The import ban was announced Sunday, the same day Mexican avocado growers and packers aired the latest in nearly a decade of Super Bowl commercials that aim to seal guacamole as a tradition on NFL’s biggest day.
You may already have sliced avocados from your shopping list, though.
Avocados have doubled in price in the past year, David Magaña, a senior analyst for RaboResearch Food & Agribusiness, told The Post.
Consumers are gobbling up what’s left in grocery stores and markets. At the current buying pace, the inventory of avocados will be depleted in a matter of days, and that will likely drive prices higher, Lopez told The Post.

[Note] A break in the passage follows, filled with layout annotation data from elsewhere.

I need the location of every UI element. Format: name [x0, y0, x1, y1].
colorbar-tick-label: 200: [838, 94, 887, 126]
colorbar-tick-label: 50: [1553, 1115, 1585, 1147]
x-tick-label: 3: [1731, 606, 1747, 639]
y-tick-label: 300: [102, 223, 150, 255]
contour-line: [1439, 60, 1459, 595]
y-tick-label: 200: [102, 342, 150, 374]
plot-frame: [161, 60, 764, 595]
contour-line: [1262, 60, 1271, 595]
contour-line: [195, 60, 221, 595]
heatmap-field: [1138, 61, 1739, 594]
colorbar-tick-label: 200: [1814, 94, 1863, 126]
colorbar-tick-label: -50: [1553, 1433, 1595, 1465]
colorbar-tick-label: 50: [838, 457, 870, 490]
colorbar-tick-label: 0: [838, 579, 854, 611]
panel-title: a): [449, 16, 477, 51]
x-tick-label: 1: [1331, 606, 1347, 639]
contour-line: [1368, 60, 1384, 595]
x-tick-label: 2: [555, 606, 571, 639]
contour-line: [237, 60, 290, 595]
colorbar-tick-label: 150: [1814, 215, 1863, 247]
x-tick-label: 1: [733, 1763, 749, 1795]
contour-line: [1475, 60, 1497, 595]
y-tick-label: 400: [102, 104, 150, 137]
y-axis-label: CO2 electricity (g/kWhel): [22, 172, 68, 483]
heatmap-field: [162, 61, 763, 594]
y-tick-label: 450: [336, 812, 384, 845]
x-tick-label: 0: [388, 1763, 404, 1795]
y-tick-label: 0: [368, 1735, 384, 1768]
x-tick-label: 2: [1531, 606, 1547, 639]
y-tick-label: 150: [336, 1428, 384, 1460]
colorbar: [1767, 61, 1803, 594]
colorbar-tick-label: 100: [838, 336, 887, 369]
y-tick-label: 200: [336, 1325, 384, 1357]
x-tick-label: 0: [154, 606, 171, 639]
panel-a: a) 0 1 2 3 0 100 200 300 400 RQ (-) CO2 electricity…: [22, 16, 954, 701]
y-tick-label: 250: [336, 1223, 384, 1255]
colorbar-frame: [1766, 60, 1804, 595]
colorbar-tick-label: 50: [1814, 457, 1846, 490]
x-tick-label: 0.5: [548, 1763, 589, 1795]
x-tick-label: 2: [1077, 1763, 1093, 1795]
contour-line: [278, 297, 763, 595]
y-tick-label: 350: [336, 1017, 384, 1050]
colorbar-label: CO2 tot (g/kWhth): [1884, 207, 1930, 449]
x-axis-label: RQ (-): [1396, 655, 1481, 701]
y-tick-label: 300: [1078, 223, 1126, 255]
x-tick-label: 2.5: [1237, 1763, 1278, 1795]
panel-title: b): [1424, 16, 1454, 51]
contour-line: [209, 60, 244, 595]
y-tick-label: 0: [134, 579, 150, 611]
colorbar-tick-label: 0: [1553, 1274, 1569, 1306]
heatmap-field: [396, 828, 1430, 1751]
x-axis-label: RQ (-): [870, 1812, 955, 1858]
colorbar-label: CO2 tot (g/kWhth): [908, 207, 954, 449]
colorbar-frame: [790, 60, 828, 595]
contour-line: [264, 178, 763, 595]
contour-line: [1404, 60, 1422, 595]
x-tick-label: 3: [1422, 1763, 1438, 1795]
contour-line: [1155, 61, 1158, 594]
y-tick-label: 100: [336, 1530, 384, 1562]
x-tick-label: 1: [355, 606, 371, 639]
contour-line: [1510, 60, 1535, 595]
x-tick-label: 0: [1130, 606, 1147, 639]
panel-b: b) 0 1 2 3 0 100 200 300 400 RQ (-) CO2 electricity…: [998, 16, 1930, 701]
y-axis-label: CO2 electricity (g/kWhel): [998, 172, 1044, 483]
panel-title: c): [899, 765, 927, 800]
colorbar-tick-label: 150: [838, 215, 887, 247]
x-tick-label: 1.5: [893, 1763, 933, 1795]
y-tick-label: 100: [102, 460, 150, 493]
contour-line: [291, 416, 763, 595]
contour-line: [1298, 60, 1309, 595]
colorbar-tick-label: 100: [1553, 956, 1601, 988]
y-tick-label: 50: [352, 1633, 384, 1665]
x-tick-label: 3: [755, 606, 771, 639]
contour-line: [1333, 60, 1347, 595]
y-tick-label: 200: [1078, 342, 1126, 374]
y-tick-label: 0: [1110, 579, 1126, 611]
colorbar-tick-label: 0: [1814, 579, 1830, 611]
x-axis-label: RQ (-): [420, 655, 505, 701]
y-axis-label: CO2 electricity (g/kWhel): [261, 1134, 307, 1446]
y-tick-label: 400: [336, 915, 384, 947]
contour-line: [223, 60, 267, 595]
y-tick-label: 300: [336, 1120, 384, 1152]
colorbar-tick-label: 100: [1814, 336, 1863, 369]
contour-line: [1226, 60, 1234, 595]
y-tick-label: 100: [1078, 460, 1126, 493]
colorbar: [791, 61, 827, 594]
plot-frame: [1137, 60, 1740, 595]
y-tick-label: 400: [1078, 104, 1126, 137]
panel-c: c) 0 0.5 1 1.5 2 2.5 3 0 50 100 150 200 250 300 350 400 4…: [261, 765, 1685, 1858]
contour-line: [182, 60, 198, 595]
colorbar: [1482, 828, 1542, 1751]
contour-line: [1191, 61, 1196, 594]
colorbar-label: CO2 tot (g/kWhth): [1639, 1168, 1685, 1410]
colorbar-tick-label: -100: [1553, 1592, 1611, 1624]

A few more avocados from Mexico could still trickle into the United States if they were inspected and certified for export on or before Feb. 11, The Post reported.
The exports were suspended indefinitely. It’s unclear if the ban will be lifted before the next big avocado holiday, Cinco de Mayo on May 5.
“Cinco de Mayo is going to be impacted heavily,” Martha Montoya, chief executive of Agtools, told The Post. “We have six weeks to be shipping product for the celebration.”
The Mexican state of Jalisco received authorization in December to begin exporting avocados to the United States, but they will be available in limited quantities and won’t begin arriving until late spring or early summer, Montoya said.